Eight o’clock sharp everyone. You know where to go. It’s all been written clearly in the invitation parcels and don’t forget that the orange pill is the chocolate treat, which you may consume at anytime of your choice. It’s just regular chocolate, for I have consulted with the local authorities and they told me that the possession of narcotics in this country is strictly prohibited.

So the other type of chocolate will be delivered from Amsterdam to your homes at a later date, and only for residents of Europe, Australia and the Far East. For others, please enjoy the Viennese chocolate truffles that my friend Fabiola generously provided from her home delivery business in Heldenplatz for this special occasion.

The other pill, half blue and half yellow, is not for immediate use. It is filled with a non-lethal form of sarin gas, which I have been able to procure at a reduced rate from a small shop in the Philippines, which also makes beautiful silk scarves for women that you may see soon in my summer collection. The important thing to remember is not to leave that pill within access of children. The doze can be harmful to children under 12 and hasn’t been yet tested on toddlers. This pill is just for entertainment purposes and I will tell you how and when to use it, so bring it along with you.

Stronger pills are also available through my agent but, due to import regulations, cannot be delivered in this country. The new address of my supplier will be flashed for one second on the left mega video screen at exactly 9 p.m., and you can use that address through May 12. After that all contacts have to be made with Jorgen in Straznice.

He’s a friend of the mayor and very trustworthy. He’s the one who got out Ali Hamza’s money from a Swiss Bank two years ago. You remember the case in Madrid against Ali’s brother, Ahmad? As it turned out, it was against EU banking regulations to release the money before the trial was over, and Ali was strapped for cash for the lawyers. Well, it was Jorgen who got him out of this. It wasn’t totally legal, but we made some phone calls. You can trust Jorgen, and he needs business now. I know.

As for the dress code, forget about the flak jackets. I was just joking, but by all means wear one if it’ll make you comfortable. There is absolutely no security detail that has been overlooked. I have five blocks of residential areas totally secured with cameras and sniffing dogs.

Don’t bring your own explosives.
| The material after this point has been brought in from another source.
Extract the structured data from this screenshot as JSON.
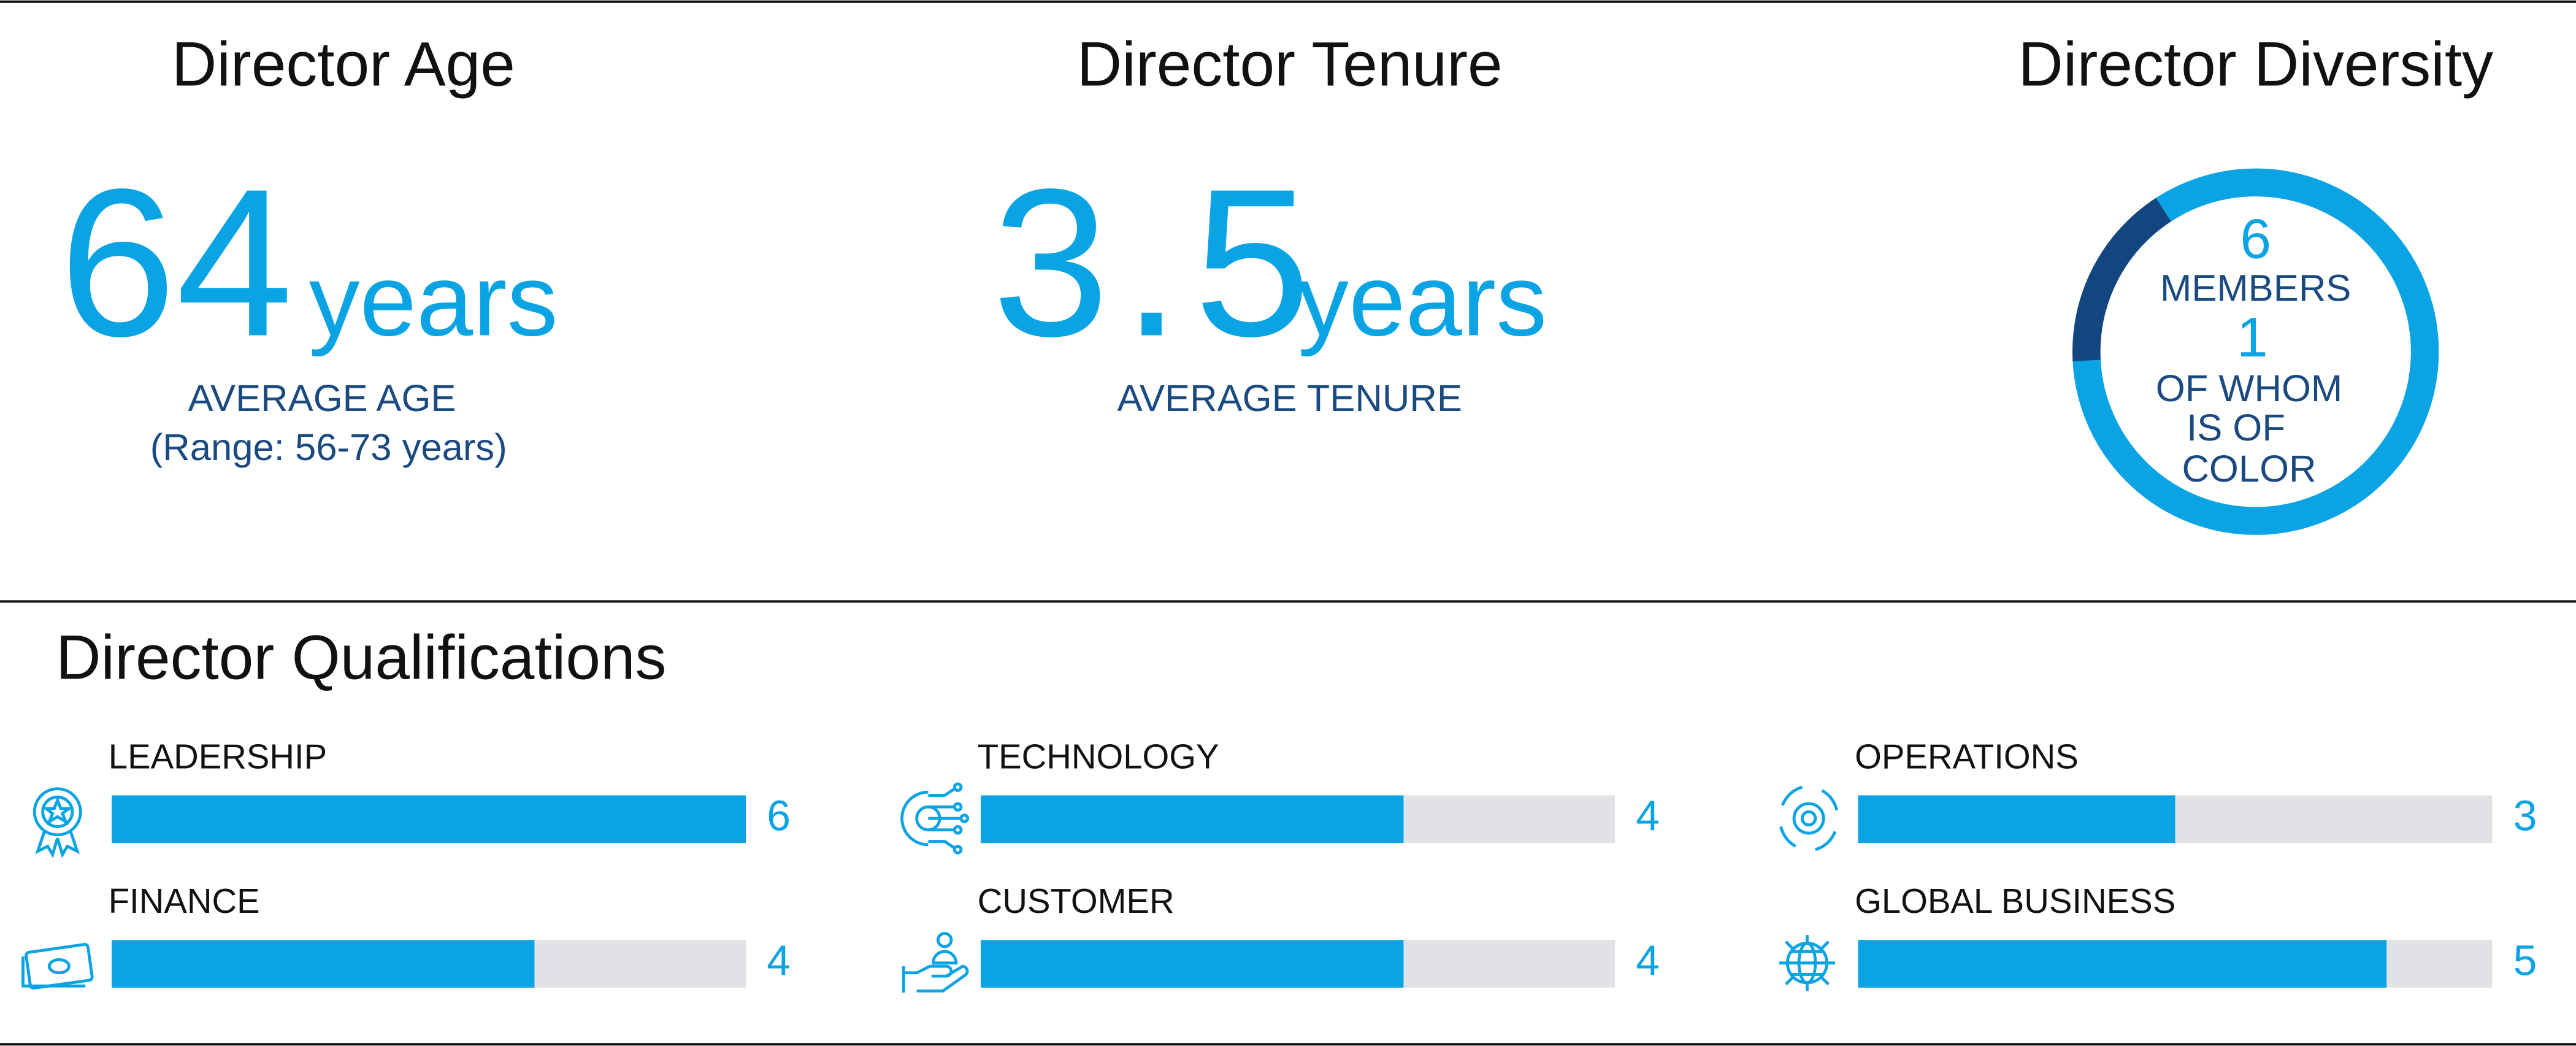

This is for the second part of the wedding and they will be supplied at your tables, after the toasts and before the band.

Wear tuxes if you can as a gesture of goodwill to the Americans. They’re all coming in this quaint form of ethnic attire, for color. There is no particular theme, so by all means, be original. The maid of honor will be in a turban with a silk embroidered robe. The best man is dressed as a Hutu or a Tutsi, I cannot remember, and don’t stare too much at the scar under his left eye. My sister Samiha is going to wear a bronze-gilded, see-through chador that emits a mild electric shock to anyone who pats her stomach, so leave her alone.

My organizers will call you one more time with further instructions. Please bear with us; we’re almost there.